La propagación del gusano barrenador del ganado continúa generando impactos económicos relevantes para la ganadería mexicana, aun cuando las autoridades sanitarias reportan una reducción en el número de casos activos al inicio de 2026. El brote ha afectado el estatus sanitario del país y ha limitado el acceso al mercado de exportación, con efectos directos en los ingresos de los productores.
De acuerdo con el informe técnico más reciente del Grupo de Consultores de Mercados Agrícolas (GCMA), el número acumulado de casos asciende a 13,217, concentrados principalmente en Chiapas, Oaxaca y Veracruz; esta distribución regional ha incidido en el cierre de la frontera comercial para el ganado mexicano, lo que ha derivado en pérdidas estimadas en 1,300 millones de dólares en divisas y en la retención de más de un millón de cabezas que no han podido colocarse en el mercado externo.

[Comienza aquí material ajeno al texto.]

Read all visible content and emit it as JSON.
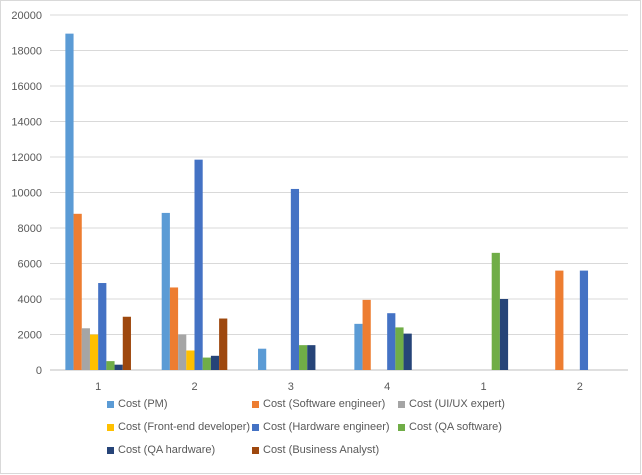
{
  "chart_data": {
    "type": "bar",
    "categories": [
      "1",
      "2",
      "3",
      "4",
      "1",
      "2"
    ],
    "ylim": [
      0,
      20000
    ],
    "yticks": [
      0,
      2000,
      4000,
      6000,
      8000,
      10000,
      12000,
      14000,
      16000,
      18000,
      20000
    ],
    "grid": true,
    "legend_position": "bottom",
    "series": [
      {
        "name": "Cost (PM)",
        "color": "#5b9bd5",
        "values": [
          18950,
          8850,
          1200,
          2600,
          0,
          0
        ]
      },
      {
        "name": "Cost (Software engineer)",
        "color": "#ed7d31",
        "values": [
          8800,
          4650,
          0,
          3950,
          0,
          5600
        ]
      },
      {
        "name": "Cost (UI/UX expert)",
        "color": "#a5a5a5",
        "values": [
          2350,
          2000,
          0,
          0,
          0,
          0
        ]
      },
      {
        "name": "Cost (Front-end developer)",
        "color": "#ffc000",
        "values": [
          2000,
          1100,
          0,
          0,
          0,
          0
        ]
      },
      {
        "name": "Cost (Hardware engineer)",
        "color": "#4472c4",
        "values": [
          4900,
          11850,
          10200,
          3200,
          0,
          5600
        ]
      },
      {
        "name": "Cost (QA software)",
        "color": "#70ad47",
        "values": [
          500,
          700,
          1400,
          2400,
          6600,
          0
        ]
      },
      {
        "name": "Cost (QA hardware)",
        "color": "#264478",
        "values": [
          300,
          800,
          1400,
          2050,
          4000,
          0
        ]
      },
      {
        "name": "Cost (Business Analyst)",
        "color": "#9e480e",
        "values": [
          3000,
          2900,
          0,
          0,
          0,
          0
        ]
      }
    ]
  }
}
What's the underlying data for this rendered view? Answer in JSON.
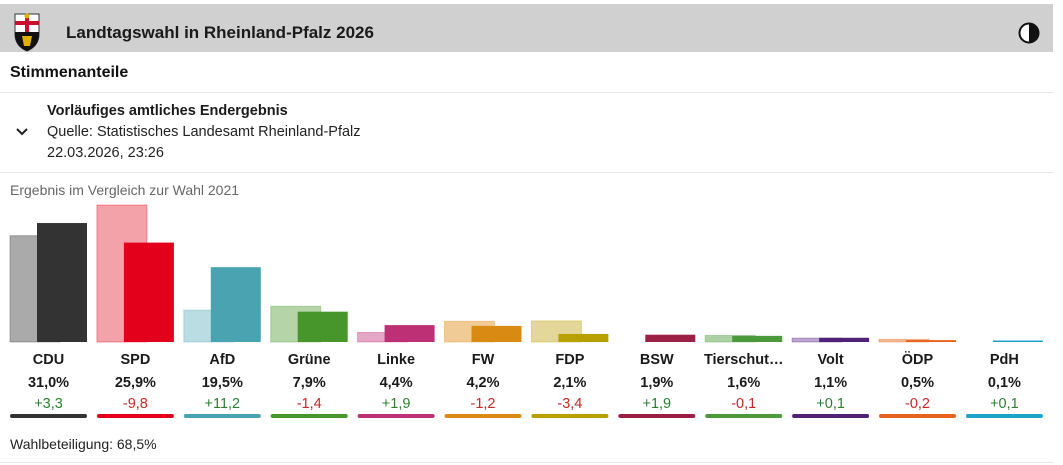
{
  "header": {
    "title": "Landtagswahl in Rheinland-Pfalz 2026",
    "crest_icon": "rlp-coat-of-arms-icon",
    "contrast_icon": "contrast-toggle-icon"
  },
  "section": {
    "title": "Stimmenanteile"
  },
  "info": {
    "status": "Vorläufiges amtliches Endergebnis",
    "source": "Quelle: Statistisches Landesamt Rheinland-Pfalz",
    "timestamp": "22.03.2026, 23:26",
    "toggle_icon": "chevron-down-icon"
  },
  "comparison_label": "Ergebnis im Vergleich zur Wahl 2021",
  "chart_data": {
    "type": "bar",
    "categories": [
      "CDU",
      "SPD",
      "AfD",
      "Grüne",
      "Linke",
      "FW",
      "FDP",
      "BSW",
      "Tierschut…",
      "Volt",
      "ÖDP",
      "PdH"
    ],
    "series": [
      {
        "values": [
          27.7,
          35.7,
          8.3,
          9.3,
          2.5,
          5.4,
          5.5,
          0.0,
          1.7,
          1.0,
          0.7,
          0.0
        ]
      },
      {
        "values": [
          31.0,
          25.9,
          19.5,
          7.9,
          4.4,
          4.2,
          2.1,
          1.9,
          1.6,
          1.1,
          0.5,
          0.1
        ]
      }
    ],
    "value_labels": [
      "31,0%",
      "25,9%",
      "19,5%",
      "7,9%",
      "4,4%",
      "4,2%",
      "2,1%",
      "1,9%",
      "1,6%",
      "1,1%",
      "0,5%",
      "0,1%"
    ],
    "diff_labels": [
      "+3,3",
      "-9,8",
      "+11,2",
      "-1,4",
      "+1,9",
      "-1,2",
      "-3,4",
      "+1,9",
      "-0,1",
      "+0,1",
      "-0,2",
      "+0,1"
    ],
    "colors": [
      "#333333",
      "#e3001b",
      "#4aa3b0",
      "#46962b",
      "#be3075",
      "#d98a13",
      "#b8a000",
      "#9b2046",
      "#4a9a3c",
      "#502379",
      "#e8641e",
      "#1ba3c8"
    ],
    "colors_prev": [
      "#aaaaaa",
      "#f4a2aa",
      "#b9dde2",
      "#b5d5a9",
      "#e4a6c4",
      "#f0cb96",
      "#e3d899",
      "#d2a3b3",
      "#add0a5",
      "#bba6cf",
      "#f4b88f",
      "#a3d8e9"
    ],
    "diff_colors": {
      "positive": "#2e7d32",
      "negative": "#c62828"
    },
    "ylim": [
      0,
      37
    ]
  },
  "footer": {
    "turnout": "Wahlbeteiligung: 68,5%"
  }
}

“La saturación de la oferta en el mercado interno ha presionado los precios a la baja. Mientras una cabeza de ganado destinada a exportación se comercializa en alrededor de 1,200 dólares, en el mercado nacional el precio se ha reducido a cerca de 900 dólares, lo que ha modificado los márgenes de los engordadores y ha limitado la capacidad de recuperación del sector”, detalló Juan Carlos Anaya, director general de GCMA.
La Secretaría de Agricultura y Desarrollo Rural (Sader) ha señalado que, pese al impacto económico, existen avances en la contención sanitaria. Al 7 de enero de 2026, los casos activos se ubicaron en 492, lo que representa una reducción de 57% frente al máximo registrado en diciembre.
La dependencia informó que esta tendencia responde a una estrategia basada en la liberación de moscas estériles y a la inspección de millones de animales. Según Agricultura, estas acciones buscan “frenar la propagación del gusano barrenador y restablecer el control sanitario en las zonas afectadas”.
El alcance del problema no se ha limitado al ámbito pecuario. Las autoridades sanitarias también han confirmado la presencia de 101 casos en humanos, lo que ha reforzado la necesidad de mantener medidas de vigilancia epidemiológica.
Cabe recordar que parte de las acciones que el Gobierno federal ha planteado es la construcción de una planta de producción de moscas estériles en Metapa, Chiapas, con la expectativa de duplicar la capacidad actual.
En ese sentido, la Sader indicó que el proyecto “permitirá alcanzar una producción semanal de 200 millones de ejemplares durante el primer semestre del año”.